I guess I said what I had to say for the time, and then life goes on. I wasn’t socialized as a music person. I was in my 30s when I started doing this. So I really learned how to live as an adult doing something else. So when I got a family and things, there’s plenty to do there.
I really stopped recording because I couldn’t get in the studio. For seven years, I was at CBS records and I couldn’t get a purchase order to go in the studio. There was a guy over there in A&R, Mickey Eichner, and he wouldn’t take my phone calls for three years. [A&R rep] George Butler, that used to work there, he told me when Eichner was in the building he would hide from me. Eichner came up with such brilliant suggestions like I should cover Elvis Presley’s “In the Ghetto.” I don’t cover Elvis Presley. For what? I got my own things. The songs that I’ve written did well for themselves, and brothers don’t cover Elvis, Elvis covers us. So that kinda turned me off to the whole process.
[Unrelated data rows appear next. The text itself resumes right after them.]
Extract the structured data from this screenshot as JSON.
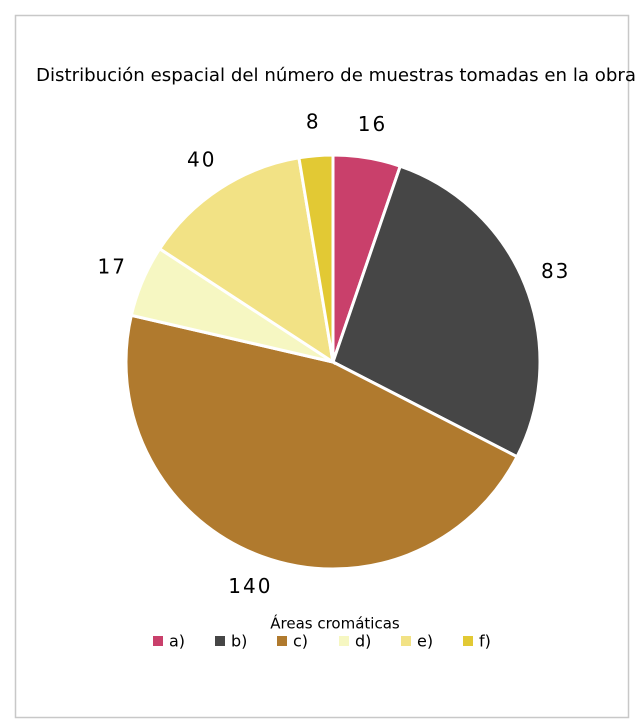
{
  "chart_data": {
    "type": "pie",
    "title": "Distribución espacial del número de muestras tomadas en la obra",
    "legend_title": "Áreas cromáticas",
    "categories": [
      "a)",
      "b)",
      "c)",
      "d)",
      "e)",
      "f)"
    ],
    "values": [
      16,
      83,
      140,
      17,
      40,
      8
    ],
    "colors": [
      "#c9406b",
      "#464646",
      "#b07a2e",
      "#f6f7c2",
      "#f2e285",
      "#e2c934"
    ],
    "legend": "bottom"
  }
}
That’s why I did “Just the Two of Us” with Grover [Washington Jr.], because I couldn’t get into the studio [by myself]. Then, they said the only way I could get back in the studio is to work with this producer that they picked – and this is a true story. I can prove this if everybody [involved] ain’t dead. The studio was in this guy’s house. There was this little girl about 4-years-old, stark ravin’ naked, not a stitch of clothes on, running around in the studio. So she would go over to the board where I was, and I’d say, “We’re busy.” They’d say, “Go over there and talk to Bill.” Now here’s this little blonde-haired naked girl, and I’m black, from the South. And she’s coming over to me saying, “I’m ticklish, would you tickle me?” I’m thinking I gotta get the hell outta here, they can kiss my you know what. I could see myself standing up in front of some judge – you know, who was born in Oklahoma like half of California was – trying to explain myself. So I said man, this stuff is crazy. And it just soured me on the whole experience, so I left it alone. And I will never, ever again put myself in the position to where anybody has that kind of power over me.
At CBS Records, in 1981, Grover and I did “Just the Two of Us” which was a No. 1 record. It took me until 1985 to get into the studio, and I had been trying since 1977. Nobody will ever own that much of me again.